Now, they are developing the Antares 330 rocket which will use the Firefly Miranda engine. In the meantime, Northrop Grumman has no launch vehicle to launch Cygnus themselves and ULA is all booked up with Kuiper launches. So what do you they do? Launch Cygnus on a SpaceX Falcon 9, their direct competition.
OneWeb has also recently been launching their satellites on Falcon 9 because there’s no alterative.
Better yet, Amazon was sued by their shareholders for how they were buying launches for the Kuiper program and effectively forced to buy 3 launches on the Falcon 9, again their direct competition.
Eager Space made some good videos here you should go find them and watch all his stuff.
There’s really no alterative to SpaceX for these companies, so they go to their direct competition for launch services. How depressing that SpaceX is the only option and everyone else is falling over themselves.
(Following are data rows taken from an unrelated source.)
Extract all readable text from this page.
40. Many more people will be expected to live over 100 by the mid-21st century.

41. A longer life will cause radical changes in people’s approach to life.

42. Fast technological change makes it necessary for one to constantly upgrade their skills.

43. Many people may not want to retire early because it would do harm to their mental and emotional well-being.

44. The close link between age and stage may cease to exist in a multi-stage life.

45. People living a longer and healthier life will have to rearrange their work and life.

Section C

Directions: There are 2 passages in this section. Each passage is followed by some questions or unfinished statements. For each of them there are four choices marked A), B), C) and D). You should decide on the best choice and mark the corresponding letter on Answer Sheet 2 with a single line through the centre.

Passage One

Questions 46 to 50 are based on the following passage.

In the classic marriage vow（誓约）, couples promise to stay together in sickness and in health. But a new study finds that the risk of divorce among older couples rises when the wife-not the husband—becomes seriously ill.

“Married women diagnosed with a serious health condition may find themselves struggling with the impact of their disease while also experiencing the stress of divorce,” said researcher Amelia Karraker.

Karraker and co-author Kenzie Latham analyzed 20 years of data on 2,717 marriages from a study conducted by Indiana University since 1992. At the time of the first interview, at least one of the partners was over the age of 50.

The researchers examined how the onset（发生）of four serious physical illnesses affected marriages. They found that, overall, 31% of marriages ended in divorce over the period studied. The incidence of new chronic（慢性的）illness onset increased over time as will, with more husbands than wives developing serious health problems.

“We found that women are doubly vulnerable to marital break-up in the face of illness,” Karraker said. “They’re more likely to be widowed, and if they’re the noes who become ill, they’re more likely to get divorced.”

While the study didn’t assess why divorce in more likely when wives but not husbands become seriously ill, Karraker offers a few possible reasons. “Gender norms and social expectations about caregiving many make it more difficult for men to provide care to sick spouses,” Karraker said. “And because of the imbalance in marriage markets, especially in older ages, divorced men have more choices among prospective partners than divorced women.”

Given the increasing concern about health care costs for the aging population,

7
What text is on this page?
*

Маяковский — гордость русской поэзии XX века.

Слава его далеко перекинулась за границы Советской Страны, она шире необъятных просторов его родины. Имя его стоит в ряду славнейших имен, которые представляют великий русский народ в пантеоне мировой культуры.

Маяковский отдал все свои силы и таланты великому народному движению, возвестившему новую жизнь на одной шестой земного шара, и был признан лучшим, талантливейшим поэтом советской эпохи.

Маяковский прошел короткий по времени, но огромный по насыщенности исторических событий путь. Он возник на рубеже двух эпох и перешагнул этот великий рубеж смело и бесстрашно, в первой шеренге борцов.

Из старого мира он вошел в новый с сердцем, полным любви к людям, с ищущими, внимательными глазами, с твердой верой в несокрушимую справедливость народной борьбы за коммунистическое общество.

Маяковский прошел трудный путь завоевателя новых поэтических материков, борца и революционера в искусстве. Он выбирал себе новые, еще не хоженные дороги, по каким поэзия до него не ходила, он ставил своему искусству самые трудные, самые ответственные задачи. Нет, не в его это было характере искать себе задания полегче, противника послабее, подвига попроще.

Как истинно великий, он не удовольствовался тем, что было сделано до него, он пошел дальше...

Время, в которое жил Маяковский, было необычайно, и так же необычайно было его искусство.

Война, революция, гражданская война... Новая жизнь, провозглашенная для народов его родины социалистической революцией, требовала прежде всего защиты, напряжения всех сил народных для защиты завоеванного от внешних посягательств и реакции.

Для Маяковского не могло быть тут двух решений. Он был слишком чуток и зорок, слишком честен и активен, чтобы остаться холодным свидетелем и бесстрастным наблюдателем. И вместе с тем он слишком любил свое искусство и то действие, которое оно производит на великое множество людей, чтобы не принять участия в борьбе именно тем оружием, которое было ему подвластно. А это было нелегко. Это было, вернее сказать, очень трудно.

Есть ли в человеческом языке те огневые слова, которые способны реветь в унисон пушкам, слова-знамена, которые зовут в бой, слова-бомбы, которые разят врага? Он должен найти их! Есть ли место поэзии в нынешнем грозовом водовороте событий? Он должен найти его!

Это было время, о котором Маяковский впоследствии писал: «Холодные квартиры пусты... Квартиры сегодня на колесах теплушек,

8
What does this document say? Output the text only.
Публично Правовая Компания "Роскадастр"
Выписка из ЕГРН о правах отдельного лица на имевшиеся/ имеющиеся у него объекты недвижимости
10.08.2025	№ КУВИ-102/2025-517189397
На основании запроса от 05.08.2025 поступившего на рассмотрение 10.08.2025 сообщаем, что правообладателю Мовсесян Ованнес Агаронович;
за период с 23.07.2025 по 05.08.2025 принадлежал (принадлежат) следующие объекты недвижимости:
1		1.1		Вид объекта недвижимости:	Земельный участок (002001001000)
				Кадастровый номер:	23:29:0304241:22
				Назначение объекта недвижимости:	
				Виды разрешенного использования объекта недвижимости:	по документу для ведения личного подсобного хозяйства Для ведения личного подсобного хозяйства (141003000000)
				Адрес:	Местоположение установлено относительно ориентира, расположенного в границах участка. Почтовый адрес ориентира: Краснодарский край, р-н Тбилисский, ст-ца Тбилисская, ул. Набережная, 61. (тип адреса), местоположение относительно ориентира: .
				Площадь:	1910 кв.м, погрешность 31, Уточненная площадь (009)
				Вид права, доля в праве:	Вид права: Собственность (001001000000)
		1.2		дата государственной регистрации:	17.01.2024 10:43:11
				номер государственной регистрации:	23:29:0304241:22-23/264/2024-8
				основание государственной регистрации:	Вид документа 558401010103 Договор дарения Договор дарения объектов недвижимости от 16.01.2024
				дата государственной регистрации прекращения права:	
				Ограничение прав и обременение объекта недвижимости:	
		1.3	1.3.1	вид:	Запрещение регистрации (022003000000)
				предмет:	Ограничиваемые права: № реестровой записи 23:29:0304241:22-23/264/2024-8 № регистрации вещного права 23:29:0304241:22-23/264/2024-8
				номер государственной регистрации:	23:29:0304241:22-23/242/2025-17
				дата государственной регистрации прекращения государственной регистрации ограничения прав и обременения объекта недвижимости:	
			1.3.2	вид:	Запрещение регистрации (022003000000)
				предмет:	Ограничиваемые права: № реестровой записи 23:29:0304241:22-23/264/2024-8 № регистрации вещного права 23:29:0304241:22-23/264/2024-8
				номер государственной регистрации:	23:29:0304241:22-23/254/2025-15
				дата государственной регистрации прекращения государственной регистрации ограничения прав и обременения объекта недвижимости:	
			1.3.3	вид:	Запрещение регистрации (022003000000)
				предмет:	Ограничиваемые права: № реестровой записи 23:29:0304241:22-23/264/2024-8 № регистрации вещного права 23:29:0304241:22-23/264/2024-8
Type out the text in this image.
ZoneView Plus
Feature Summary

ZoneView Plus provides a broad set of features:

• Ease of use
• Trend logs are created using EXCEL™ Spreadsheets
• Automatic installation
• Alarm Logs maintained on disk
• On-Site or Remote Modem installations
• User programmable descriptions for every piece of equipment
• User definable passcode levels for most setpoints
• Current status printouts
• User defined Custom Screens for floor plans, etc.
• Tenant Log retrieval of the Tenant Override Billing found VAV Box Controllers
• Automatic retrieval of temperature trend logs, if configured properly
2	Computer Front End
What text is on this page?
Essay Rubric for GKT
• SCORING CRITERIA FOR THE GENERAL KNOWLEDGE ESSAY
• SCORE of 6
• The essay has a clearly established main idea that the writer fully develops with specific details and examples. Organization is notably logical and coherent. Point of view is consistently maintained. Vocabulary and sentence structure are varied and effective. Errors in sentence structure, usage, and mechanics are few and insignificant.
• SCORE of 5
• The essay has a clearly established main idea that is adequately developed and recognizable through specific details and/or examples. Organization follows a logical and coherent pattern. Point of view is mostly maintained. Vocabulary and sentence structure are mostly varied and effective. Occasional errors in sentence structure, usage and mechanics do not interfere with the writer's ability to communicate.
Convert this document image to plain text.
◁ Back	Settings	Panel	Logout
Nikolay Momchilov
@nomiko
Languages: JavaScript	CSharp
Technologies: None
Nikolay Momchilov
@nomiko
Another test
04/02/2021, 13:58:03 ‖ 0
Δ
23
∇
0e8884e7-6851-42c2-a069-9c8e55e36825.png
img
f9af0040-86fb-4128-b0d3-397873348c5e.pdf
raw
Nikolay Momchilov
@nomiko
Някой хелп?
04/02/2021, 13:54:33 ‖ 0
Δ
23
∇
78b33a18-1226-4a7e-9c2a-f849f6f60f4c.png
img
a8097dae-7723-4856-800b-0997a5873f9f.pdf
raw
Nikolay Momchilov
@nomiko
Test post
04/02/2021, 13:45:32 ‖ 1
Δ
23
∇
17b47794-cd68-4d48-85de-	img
Furthermore, after Elon’s recent hilarious crashout over Trump (simultaneously iSpace was failing to land on the Moon which made it even more fun), the Pentagon began urging SpaceX’s competition to work faster. Yea why didn’t we think of that before. Btw this is a one-shot blog post that I’m writing at midnight now I’m not proof reading shit.
Launch Vehicles
The first interesting thing here is the great big bar in 2017 with the PSLV launch. This was the PSLV-C37 mission which before SpaceX’s Transporter missions had the record for most satellites launched in a single mission with 2014 satellites to SSO. Planet Labs constituted 88 of these with their Dove Flock 3 satellites.
Also interesting is the dominance of the Falcon 9 since 2021. Planet Labs has apparently been taking full advantage of SpaceX’s Transporter rideshare missions! USA!!!
Countries
Columbia Flag Jumpscare!
I was joking about a friend today how Planet Labs frantically searched all over the world for launch vehicles during their early days. This chart really shows that with 6 countries total across 10 launch vehicles.
Then, in 2021, launch was solved for Planet Labs with SpaceX’s Transporter missions. What a great result! Also, where is the competition for SpaceX’s Transporter missions! Neutron get launching already so you can compete! Soon I’ll be complaining about lack of competition for Starship too, but that’s a different story and the third future blog post I’ve mentioned in this post.